YOGYAKARTA, iNews.id - Pangeran Diponegoro dikabarkan pernah merasa kecewa terhadap pejabat Keraton Yogyakarta karena mereka mengambil uang pajak dari rakyatnya hanya untuk diserahkan kepada pemerintah Inggris.
Saat itu, Sultan Hamengkubuwono III berhasil mengumpulkan jumlah uang yang signifikan dan mengirimkannya kepada pemerintah Inggris.
Pada masa pemerintahan Sultan Yogya ini yang dimulai pada Februari 1679, jumlah pajak yang berhasil dikumpulkan mencapai 100 ribu dollar yang kemudian disetorkan kepada pemerintah Inggris yang menguasai wilayah Nusantara pada saat itu.
Sultan Hamengkubuwono III memerintah dengan tenang dan berhasil membawa kemakmuran. Selama masa pemerintahannya di Kesultanan Yogyakarta, ia mampu menghimpun 60 ribu dolar Spanyol. Peter Carey dalam bukunya "Takdir Riwayat Pangeran Diponegoro: 1785 - 1855," menjelaskan bagaimana jumlah uang sebesar ini berhasil dikumpulkan melalui sumber daya keraton serta dana pensiun bagi anggota keluarga keraton yang teratur dibayarkan.
Pendapatan dari pajak jalan negara dan pasar yang diterima dari pemerintah Inggris, sekitar 100 ribu dolar Spanyol per tahun, memegang peranan penting dalam situasi tersebut.

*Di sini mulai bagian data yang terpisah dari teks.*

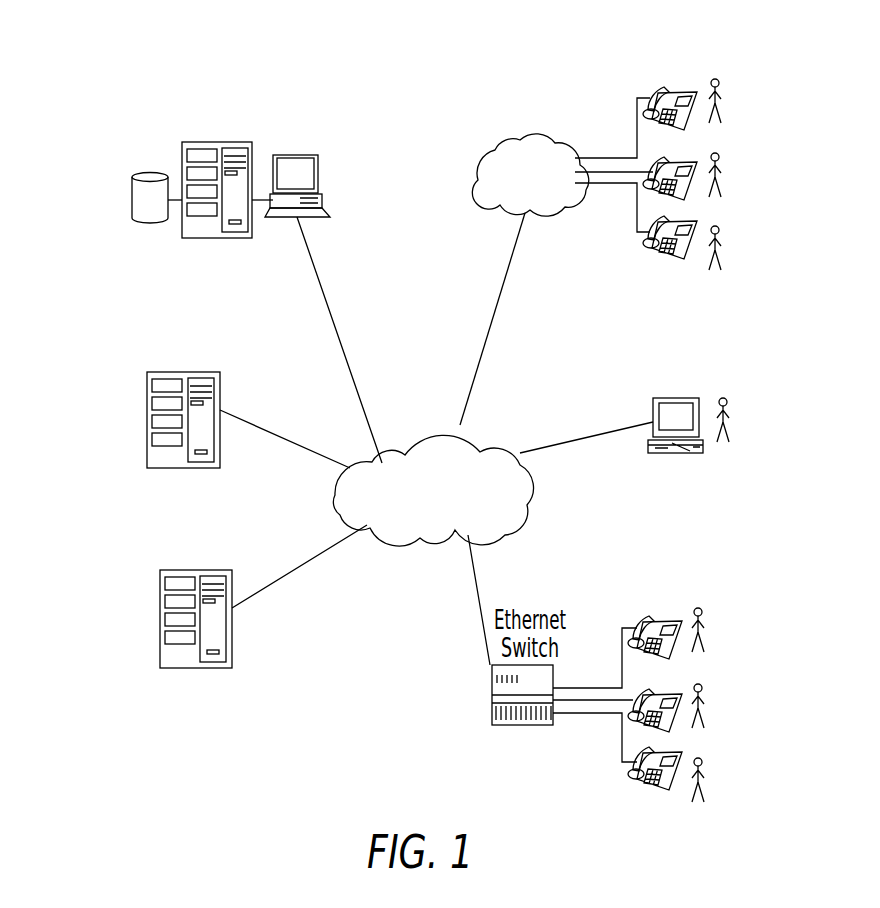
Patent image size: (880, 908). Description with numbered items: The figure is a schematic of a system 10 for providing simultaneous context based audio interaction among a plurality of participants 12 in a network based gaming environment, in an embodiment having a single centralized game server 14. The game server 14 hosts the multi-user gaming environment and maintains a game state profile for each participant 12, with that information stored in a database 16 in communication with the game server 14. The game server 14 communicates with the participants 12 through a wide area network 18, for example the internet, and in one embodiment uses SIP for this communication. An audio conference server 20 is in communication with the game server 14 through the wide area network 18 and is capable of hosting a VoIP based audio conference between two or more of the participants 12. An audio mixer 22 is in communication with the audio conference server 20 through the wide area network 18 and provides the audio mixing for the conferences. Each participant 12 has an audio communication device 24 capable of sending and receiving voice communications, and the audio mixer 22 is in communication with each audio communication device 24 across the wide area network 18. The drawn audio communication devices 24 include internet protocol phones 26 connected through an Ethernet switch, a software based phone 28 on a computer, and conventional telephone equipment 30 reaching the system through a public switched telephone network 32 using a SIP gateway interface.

The system 10 is at (394, 108).
The participant 12 is at (725, 97).
The game server 14 is at (235, 142).
The database 16 is at (132, 202).
The wide area network 18 is at (416, 540).
The audio conference server 20 is at (147, 414).
The audio mixer 22 is at (160, 611).
The audio communication device 24 is at (653, 95).
The internet protocol phone 26 is at (668, 617).
The software based phone 28 is at (687, 454).
The conventional telephone equipment 30 is at (691, 85).
The public switched telephone network 32 is at (506, 150).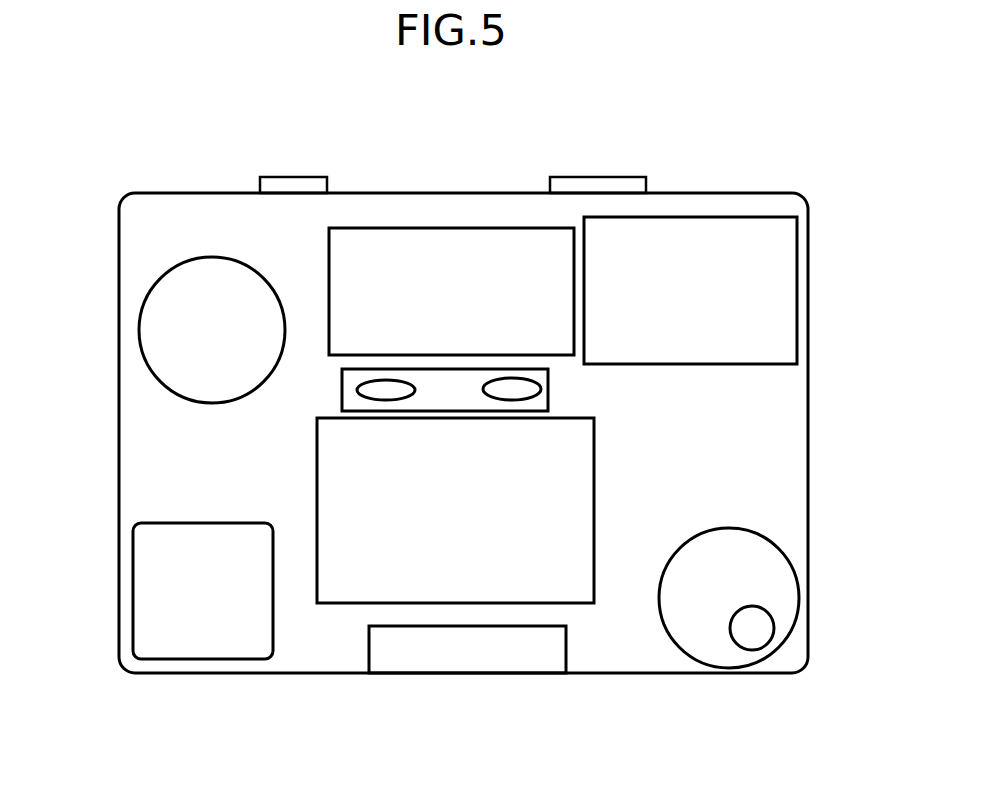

Rencana-rencana dibuat untuk mengontrol aktivitas pengumpul pajak dan mengatur pejabat polisi di wilayah desa dan pedesaan, termasuk di daerah-daerah terpencil.
Pangeran Diponegoro berusaha menghapus rencana-rencana ini, karena ia melihat bahwa para pejabat di Kesultanan Yogyakarta hanya memberikan beban kepada pemerintahan desa. Ia ingin mengembalikan tatanan seperti pada masa pemerintahan Sultan Pertama.
Sang Ayah tampaknya setuju dengan usulan Pangeran Diponegoro, dan memberikan waktu satu tahun sebelum perubahan-perubahan tersebut dijalankan. Namun, Sultan Hamengkubuwono III meninggal sebelum setahun berlalu.
Selain itu, hasil panen di wilayah Keraton Yogyakarta juga dipengaruhi oleh faktor alam. Terutama karena letusan gunung berapi Tambora di Sumbawa antara April dan Juli 1815.
Letusan ini dianggap sebagai letusan gunung berapi paling dahsyat dalam sejarah, bahkan empat kali lebih kuat daripada letusan Gunung Krakatau pada tahun 1883.
Kejadian ini mengakibatkan tahun 1816 dikenal sebagai "tahun tanpa musim panas" di belahan bumi utara, dan secara signifikan mempengaruhi hasil panen padi tahun 1815 dengan keuntungan besar dalam jangka pendek.